Un ribasso pari quasi al 70% è semplicemente inaccettabile. Si tratta di una vera e propria svendita di forza-lavoro, che insiste su persone che già affrontano gli effetti della crisi più di altre e che dà per scontato ciò che in realtà è una scelta politica, ossia che si possa lavorare a qualunque condizione. Qualcuno dirà che «per una giornata di lavoro» ci si può accontentare, che per «arrotondare» è più che sufficiente, ma la verità è che le gare d’appalto al massimo ribasso e il lavoro povero sono diventati gli unici strumenti di politica occupazionale che l’amministrazione riesce a mettere in campo in maniera strutturale. Lo abbiamo visto negli anni e nei mesi scorsi con il caso delle ausiliarie degli asili nido o quello degli operatori di AVR, così come lo vediamo nelle portinerie e nelle mense delle scuole di eccellenza della nostra città e nei servizi dell’ospedale.

Troppo spesso queste gare al massimo ribasso hanno poi ricadute anche sulla sicurezza e sulle garanzie con cui si è costretti a lavorare.

Alle soglie del secondo mandato, l’amministrazione Conti persevera, tra le tante continuità, nella creazione di un ecosistema di lavoro insicuro offerto dal comune, che si ripercuote sulle condizioni delle lavoratrici e dei lavoratori così come sulla qualità dei servizi erogati, rispecchiando perfettamente le dinamiche di esternalizzazione, compressione dei salari e massimizzazione dei profitti che caratterizzano trasversalmente il settore privato.

Tra i settori in cui questo fenomeno raggiunge le sue vette, quello degli eventi dal vivo, dove assistiamo anche a assegnazioni dirette di spazi e rassegne, senza alcun controllo sulla pianificazione delle attività e sulle condizioni di lavoro.

Emblematico, ancorché marginale, il nome dell’azienda che si aggiudica l’accensione dei lumini: Generazione Vincente. Impossibile non pensare alle migliaia di giovani che annaspano in un mondo del lavoro nel quale non trovano più ragione di lottare, se non per la mera sopravvivenza. Questa denominazione fa solo finta, però, di parlare a una generazione che voglia riprendere in mano il proprio futuro, mentre politiche nazionali e locali remano in direzione contraria. Si rivolge in realtà chi, attori pubblici e privati, cerca lavoratori e lavoratrici ricattabili e disposti ad accettare lavori senza far troppe domande.

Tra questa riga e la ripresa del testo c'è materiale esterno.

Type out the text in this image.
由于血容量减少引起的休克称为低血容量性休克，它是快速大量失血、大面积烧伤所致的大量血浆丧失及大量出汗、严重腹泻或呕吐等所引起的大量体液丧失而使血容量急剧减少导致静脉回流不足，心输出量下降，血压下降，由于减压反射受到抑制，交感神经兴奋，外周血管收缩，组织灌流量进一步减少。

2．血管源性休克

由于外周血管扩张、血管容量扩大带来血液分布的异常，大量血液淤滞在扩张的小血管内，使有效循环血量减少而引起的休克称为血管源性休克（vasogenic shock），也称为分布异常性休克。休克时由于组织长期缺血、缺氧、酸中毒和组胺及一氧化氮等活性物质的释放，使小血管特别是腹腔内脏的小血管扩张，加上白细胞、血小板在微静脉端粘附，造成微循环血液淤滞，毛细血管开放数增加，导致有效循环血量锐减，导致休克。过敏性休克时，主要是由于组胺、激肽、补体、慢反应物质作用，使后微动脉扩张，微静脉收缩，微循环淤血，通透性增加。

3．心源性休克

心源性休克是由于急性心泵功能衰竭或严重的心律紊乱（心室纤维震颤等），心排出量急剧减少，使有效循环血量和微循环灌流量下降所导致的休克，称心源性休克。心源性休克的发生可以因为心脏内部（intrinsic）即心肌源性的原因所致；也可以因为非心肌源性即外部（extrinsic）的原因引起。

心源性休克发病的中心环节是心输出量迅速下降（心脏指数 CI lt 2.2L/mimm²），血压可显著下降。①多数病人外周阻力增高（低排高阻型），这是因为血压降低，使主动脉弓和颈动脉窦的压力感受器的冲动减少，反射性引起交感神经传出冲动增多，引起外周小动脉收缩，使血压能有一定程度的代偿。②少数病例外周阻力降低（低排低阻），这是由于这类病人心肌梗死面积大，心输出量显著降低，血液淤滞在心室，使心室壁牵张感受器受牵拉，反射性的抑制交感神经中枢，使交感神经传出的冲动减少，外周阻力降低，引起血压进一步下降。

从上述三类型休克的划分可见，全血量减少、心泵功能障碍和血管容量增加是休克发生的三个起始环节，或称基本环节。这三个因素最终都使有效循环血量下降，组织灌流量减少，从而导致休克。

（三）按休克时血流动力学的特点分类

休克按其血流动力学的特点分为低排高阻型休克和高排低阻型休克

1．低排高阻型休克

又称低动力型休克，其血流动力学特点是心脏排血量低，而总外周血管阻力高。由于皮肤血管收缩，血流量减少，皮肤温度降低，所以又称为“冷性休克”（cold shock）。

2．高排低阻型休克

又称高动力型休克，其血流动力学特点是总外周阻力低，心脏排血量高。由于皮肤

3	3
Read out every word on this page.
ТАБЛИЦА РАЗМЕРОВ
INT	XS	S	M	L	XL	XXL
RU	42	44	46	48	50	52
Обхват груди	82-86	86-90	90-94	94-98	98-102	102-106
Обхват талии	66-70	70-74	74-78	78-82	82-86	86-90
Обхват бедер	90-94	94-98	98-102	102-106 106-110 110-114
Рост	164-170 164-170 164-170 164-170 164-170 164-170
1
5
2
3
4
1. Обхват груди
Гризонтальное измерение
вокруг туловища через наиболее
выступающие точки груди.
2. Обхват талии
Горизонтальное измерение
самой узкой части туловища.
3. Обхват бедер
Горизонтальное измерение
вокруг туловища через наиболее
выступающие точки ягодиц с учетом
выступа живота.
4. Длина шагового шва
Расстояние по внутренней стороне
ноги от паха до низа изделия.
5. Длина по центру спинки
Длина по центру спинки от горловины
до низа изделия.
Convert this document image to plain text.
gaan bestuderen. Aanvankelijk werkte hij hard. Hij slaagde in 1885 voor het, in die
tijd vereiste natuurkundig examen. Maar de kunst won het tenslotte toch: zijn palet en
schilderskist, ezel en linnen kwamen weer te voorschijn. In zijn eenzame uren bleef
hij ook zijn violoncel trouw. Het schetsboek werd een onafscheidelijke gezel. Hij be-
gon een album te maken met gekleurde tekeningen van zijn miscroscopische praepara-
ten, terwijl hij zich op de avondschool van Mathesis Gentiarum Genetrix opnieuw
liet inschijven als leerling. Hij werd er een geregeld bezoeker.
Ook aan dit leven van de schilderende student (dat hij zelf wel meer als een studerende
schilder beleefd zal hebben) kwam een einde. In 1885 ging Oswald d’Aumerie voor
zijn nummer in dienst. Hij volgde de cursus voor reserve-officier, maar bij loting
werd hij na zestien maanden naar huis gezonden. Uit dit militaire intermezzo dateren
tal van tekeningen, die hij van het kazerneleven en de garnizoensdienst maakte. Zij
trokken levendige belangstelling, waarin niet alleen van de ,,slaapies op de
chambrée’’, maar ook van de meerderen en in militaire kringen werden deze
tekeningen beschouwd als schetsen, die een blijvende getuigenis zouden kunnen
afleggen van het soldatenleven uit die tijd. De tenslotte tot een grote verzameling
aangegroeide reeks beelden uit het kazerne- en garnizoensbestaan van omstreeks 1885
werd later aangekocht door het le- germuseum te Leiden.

Dietro lo spettacolo della Luminara, vediamo insomma l’ennesima conferma di un contesto segnato da politiche attive del lavoro inesistenti, soppressione del reddito di cittadinanza, criminalizzazione dei poveri e di chi si rifiuta di lavorare per salari da fame, un mercato del lavoro basato – anche grazie all’amministrazione pubblica – sulla precarietà e il ricatto.